Parker Brothers president Robert Barton later admitted, “Whether [Darrow] got it all from Magie Phillips, whether he got it from somewhere else, we didn’t know. And we cared very little.” Darrow glibly lied, Parker Brothers pretended ignorance, and the collusion worked perfectly for decades. After the umpteenth interview in which Darrow repeated Monopoly’s fake origin story, in 1964, one of his former dinner party friends wrote a letter to the show’s producer, WRCV-TV in Philadelphia. He described precisely where Darrow got the game, and noted the irritation of everyone involved. The letter writer concludes, “There is nothing to be gained by writing you this letter except, perhaps, to vent my feelings and point out . . . that everything in this world is not what it seems to be.”
This entire story would have been lost had Parker Brothers not decided to pursue legal action against a Berkeley economist, Ralph Anspach, who began marketing a game he called Anti-Monopoly in 1973. Parker Brothers (by then owned by General Mills) sent Anspach a frightening cease and desist letter.

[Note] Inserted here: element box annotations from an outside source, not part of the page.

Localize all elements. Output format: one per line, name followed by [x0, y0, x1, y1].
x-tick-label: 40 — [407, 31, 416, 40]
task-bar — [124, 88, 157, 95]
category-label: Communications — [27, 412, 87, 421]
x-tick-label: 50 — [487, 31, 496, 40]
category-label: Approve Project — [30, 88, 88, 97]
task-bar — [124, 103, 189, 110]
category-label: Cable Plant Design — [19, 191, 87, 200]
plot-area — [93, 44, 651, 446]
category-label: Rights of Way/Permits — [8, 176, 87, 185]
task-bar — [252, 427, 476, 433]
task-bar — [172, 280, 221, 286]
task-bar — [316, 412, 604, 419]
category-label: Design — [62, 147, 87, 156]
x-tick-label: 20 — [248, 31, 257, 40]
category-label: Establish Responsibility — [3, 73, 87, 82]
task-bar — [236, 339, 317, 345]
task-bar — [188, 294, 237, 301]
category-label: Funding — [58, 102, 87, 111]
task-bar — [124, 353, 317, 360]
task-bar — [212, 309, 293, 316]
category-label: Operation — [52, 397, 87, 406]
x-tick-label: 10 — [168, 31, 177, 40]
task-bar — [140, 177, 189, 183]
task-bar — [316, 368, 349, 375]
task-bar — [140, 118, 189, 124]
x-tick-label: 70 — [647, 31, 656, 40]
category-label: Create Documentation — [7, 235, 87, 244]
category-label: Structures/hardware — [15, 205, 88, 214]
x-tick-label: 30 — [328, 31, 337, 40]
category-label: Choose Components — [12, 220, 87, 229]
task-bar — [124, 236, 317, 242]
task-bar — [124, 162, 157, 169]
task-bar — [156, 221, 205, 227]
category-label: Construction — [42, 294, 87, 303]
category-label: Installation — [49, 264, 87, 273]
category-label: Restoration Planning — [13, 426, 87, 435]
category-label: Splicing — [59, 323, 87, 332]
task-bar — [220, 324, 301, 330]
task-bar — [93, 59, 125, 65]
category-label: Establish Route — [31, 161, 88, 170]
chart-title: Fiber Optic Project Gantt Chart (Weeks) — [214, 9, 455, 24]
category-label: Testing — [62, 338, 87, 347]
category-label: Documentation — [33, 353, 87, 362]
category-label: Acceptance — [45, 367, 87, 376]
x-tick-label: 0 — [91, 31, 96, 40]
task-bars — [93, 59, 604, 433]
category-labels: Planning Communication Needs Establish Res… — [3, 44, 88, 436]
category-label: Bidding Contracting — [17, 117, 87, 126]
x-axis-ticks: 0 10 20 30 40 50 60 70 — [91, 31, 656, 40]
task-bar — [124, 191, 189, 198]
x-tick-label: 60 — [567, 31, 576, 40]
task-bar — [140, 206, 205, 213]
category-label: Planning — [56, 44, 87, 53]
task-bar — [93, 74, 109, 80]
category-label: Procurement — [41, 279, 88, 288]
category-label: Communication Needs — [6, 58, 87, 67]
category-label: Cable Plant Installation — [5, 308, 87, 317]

Anspach thought the grounds ridiculous: no one would ever confuse his scrappy Anti-Monopoly (originally christened “Bust the Trust”) with the global sensation Monopoly — so rather than ceasing and desisting, he began digging up the history of the game, to see if there were grounds to contest Parker Brothers’ copyright claim. Indeed, there were. When Anspach realized Parker Brothers was defending a patent built on a house of cards, he took the company to court. The role of Lizzie Magie was a happy research surprise. As for the flip flop at the center of the story — a homemade, anti-capitalist game created by a woman becomes a mass-produced uber-capitalist game that profits a man — that part wasn’t much of a surprise at all.